You can judge the final product for yourself. But from my perspective: holy shit, it fucking worked?
Lessons learned
What are the takeaways here? First, obviously, the universe revolves around ASN.1 and optimizing compilers exist to serve it.
More seriously, I gave these problems to Claude, not expecting meaningful results, and it absolutely blew my expectations out of the water. I am incredibly leery about over-generalizing how to understand the capacity of the models, but at a minimum it seems safe to conclude that sometimes you should just let the model have a shot at a problem and you may be surprised – particularly when the problem has very clear success criteria. This only works if you have the capacity to review what it produces, of course. (And by “of course”, I mean probably many people will ignore this, even though it’s essential to get meaningful, consistent, long-term value out of these systems.)

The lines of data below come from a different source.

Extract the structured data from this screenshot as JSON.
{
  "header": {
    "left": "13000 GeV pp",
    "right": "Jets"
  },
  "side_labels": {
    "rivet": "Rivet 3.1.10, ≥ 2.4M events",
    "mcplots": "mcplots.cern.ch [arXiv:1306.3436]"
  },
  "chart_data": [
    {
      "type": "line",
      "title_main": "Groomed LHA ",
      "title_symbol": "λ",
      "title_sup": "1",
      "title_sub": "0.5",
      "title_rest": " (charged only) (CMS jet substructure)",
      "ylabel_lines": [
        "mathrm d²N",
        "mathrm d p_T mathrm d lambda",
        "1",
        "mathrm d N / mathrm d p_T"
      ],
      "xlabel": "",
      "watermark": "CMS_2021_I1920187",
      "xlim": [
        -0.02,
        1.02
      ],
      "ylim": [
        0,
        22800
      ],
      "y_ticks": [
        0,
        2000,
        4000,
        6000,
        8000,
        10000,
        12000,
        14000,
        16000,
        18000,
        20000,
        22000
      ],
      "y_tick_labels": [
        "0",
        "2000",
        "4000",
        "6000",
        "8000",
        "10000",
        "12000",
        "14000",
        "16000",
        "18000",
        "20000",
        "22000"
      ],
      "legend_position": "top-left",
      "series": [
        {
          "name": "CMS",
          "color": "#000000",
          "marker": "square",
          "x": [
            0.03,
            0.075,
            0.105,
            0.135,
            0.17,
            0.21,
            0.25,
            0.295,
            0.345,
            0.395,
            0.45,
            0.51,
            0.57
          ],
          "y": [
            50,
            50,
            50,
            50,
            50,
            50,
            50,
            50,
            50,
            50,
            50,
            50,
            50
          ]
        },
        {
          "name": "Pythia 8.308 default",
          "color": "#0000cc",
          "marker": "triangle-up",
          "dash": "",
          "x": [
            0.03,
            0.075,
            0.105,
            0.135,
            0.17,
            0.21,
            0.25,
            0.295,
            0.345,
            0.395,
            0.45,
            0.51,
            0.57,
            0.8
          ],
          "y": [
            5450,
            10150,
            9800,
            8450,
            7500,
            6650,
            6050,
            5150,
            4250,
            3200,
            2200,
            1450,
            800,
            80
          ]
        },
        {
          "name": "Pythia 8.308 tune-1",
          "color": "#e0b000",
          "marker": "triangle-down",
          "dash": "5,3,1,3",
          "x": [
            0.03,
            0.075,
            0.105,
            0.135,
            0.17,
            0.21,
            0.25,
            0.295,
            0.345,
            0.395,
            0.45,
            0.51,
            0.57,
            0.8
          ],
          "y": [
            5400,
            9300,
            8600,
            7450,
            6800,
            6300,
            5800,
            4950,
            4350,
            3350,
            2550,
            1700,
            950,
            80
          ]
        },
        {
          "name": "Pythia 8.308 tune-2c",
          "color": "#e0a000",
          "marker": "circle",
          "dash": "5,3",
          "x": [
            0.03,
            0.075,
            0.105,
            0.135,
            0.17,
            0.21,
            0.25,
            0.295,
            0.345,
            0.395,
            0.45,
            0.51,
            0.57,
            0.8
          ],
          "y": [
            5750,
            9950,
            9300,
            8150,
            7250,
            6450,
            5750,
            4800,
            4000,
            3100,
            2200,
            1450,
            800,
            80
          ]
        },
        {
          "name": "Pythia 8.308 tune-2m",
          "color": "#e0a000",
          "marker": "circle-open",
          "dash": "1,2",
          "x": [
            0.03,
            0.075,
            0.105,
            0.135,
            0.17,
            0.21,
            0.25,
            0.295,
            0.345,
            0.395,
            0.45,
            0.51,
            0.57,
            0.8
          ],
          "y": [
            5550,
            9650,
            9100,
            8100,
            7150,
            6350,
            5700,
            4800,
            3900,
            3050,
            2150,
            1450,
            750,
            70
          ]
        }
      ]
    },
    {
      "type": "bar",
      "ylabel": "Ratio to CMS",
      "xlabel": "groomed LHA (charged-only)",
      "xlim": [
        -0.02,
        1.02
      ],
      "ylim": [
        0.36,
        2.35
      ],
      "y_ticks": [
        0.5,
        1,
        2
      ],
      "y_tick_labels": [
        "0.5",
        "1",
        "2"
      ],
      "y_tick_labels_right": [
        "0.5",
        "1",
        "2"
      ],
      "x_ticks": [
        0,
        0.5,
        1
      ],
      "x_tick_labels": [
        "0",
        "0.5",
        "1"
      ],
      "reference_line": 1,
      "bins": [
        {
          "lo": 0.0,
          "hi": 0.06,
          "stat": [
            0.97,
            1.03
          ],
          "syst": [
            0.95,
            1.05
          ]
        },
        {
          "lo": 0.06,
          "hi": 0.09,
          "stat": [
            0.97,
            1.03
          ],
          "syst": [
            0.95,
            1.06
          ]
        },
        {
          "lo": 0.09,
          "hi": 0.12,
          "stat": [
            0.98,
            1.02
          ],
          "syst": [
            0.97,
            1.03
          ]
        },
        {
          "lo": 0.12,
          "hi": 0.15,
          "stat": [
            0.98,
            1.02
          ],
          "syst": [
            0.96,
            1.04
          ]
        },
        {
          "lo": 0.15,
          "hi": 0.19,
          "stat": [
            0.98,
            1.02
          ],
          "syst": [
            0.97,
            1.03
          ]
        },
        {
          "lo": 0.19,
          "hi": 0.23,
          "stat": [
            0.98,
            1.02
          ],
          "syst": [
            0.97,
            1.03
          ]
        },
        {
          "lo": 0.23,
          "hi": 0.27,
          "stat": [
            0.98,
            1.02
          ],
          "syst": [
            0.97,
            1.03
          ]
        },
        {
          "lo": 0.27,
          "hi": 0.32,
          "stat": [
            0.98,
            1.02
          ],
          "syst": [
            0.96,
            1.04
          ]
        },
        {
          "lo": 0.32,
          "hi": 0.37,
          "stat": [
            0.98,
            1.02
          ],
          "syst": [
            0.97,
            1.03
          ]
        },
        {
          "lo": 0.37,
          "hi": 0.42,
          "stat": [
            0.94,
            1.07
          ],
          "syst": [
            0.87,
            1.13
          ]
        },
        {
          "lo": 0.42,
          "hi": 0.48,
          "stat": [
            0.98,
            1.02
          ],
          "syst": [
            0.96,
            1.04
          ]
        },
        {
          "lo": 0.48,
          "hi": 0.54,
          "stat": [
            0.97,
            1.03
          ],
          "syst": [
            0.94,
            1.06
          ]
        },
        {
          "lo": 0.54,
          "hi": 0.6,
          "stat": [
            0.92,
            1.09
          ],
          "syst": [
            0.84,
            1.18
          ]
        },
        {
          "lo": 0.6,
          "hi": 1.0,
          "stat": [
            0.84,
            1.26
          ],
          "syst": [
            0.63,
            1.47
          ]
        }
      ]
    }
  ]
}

The pairing of an LLM with a formal verification tool like Alive2 was incredibly powerful. Indeed, you can imagine giving an LLM Alive2 as a tool the LLM can invoke itself and letting an agent hammer away at finding the most optimal code it can that verifies and then using its findings as the basis to implement new compiler optimizations.
Another clear takeaway is that there’s always money in the banana stand that is missing compiler optimizations. If you go looking, it’s quite likely you can find something sub-optimal that a compiler does, even in 2025. And it’s, apparently, easier to produce a working PR to implement the optimization than I would have guessed.